A lot of hope and a lot of money were poured into Humane's AI Pin project. The device, which was supposed to be the poster child of the post-smartphone era, turned out to be a barely baked device marred by usability and reliability issues. Reviewers destroyed it, sales lagged, and the promising startup is now already discussing a potential sale as it battles for its life.
Introduced at CES 2024, the Rabbit R1 attracted much attention for its low price and boastful claims about its intelligent functionalities. As it hit the market, it quickly became clear that the device wasn't more than a cheap hardware shell for third-party models such as chatGPT, which had severe security and privacy issues. Moreover, the device often didn't work as advertised. We wonder if the company will have enough runway for a second version of the product.
Brilliant's Frame Glasses promised to succeed where Google Glass failed, thanks to the addition of generative AI. That is, unfortunately, not the case.

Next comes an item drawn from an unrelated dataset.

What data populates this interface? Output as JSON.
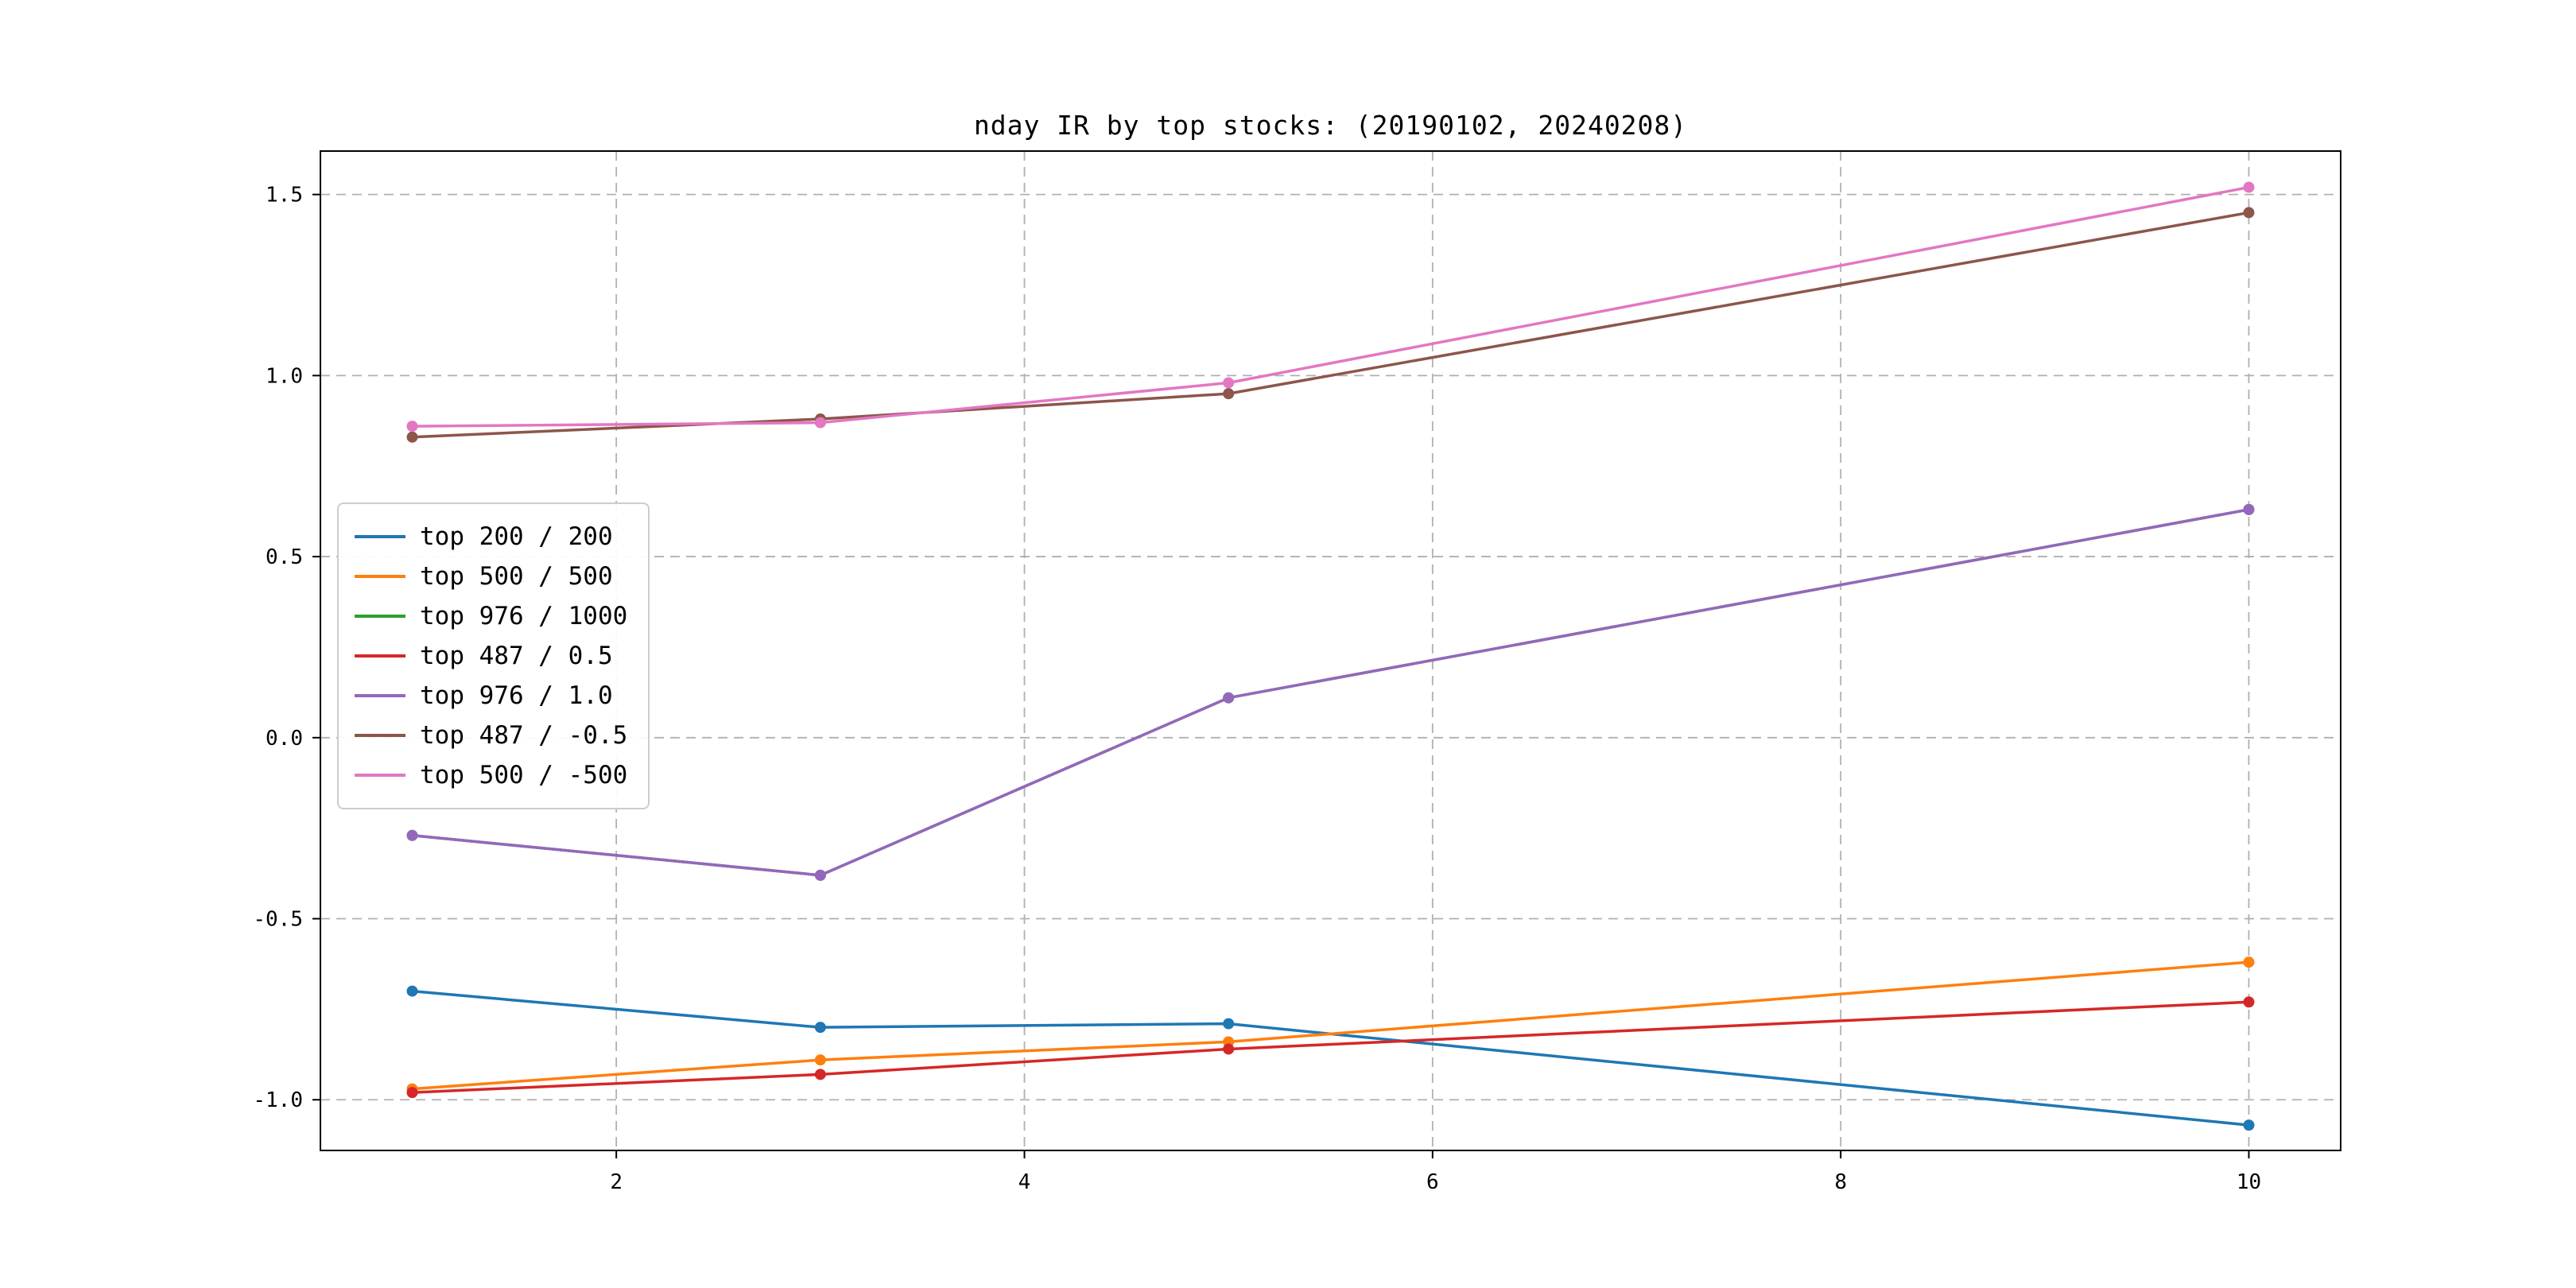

The current version of the Frame glasses only offers a monochromatic text-based eye-sight display and has to connect with your smartphone anyway for all the AI heavy-lifting.
If there were a prize for the most tone-deaf, late-stage Silicon Valley of all AI Gadgets, Friend would win it. The device is a pendant that can listen to conversations, process their content through an app, and spit out LLM-generated platitudes about the topic at hand to motivate, scold, comment, or add an opinion. Yes, it sounds like a gadget from an episode of Black Mirror.
Plaud has created two portable recorders that can transcribe and summarize every recording through GPT 4o and Claude 3.5 Opus. We're sure the devices will work as advertised, but they do leave us with a question: Why would anyone want to burden their pockets with just another gadget that offers nothing more than many other smartphone apps?
Terra è un dispositivo tascabile che mira a sostituire gli smartphone per la navigazione mentre si cammina. L’idea è di sfruttare la potenza dell'intelligenza artificiale generativa (chatGPT) e le API di GooglePlaces per guidare gli utenti attraverso una passeggiata in modo più organico e meno invasivo. Di tutti i dispositivi elencati in questa galleria, Terra è l'unico che ha almeno una giustificazione progettuale e una filosofia di design alla base.
So far, the Rayban Meta Glasses are not exactly a flop—quite the opposite. Nonetheless, the way their AI features work (or not if you're using them in an unsupported region) still leaves a lot to be desired in terms of precision, privacy, and actual applications. They're also a privacy nightmare, but that seems to have become a minor concern for many younger users.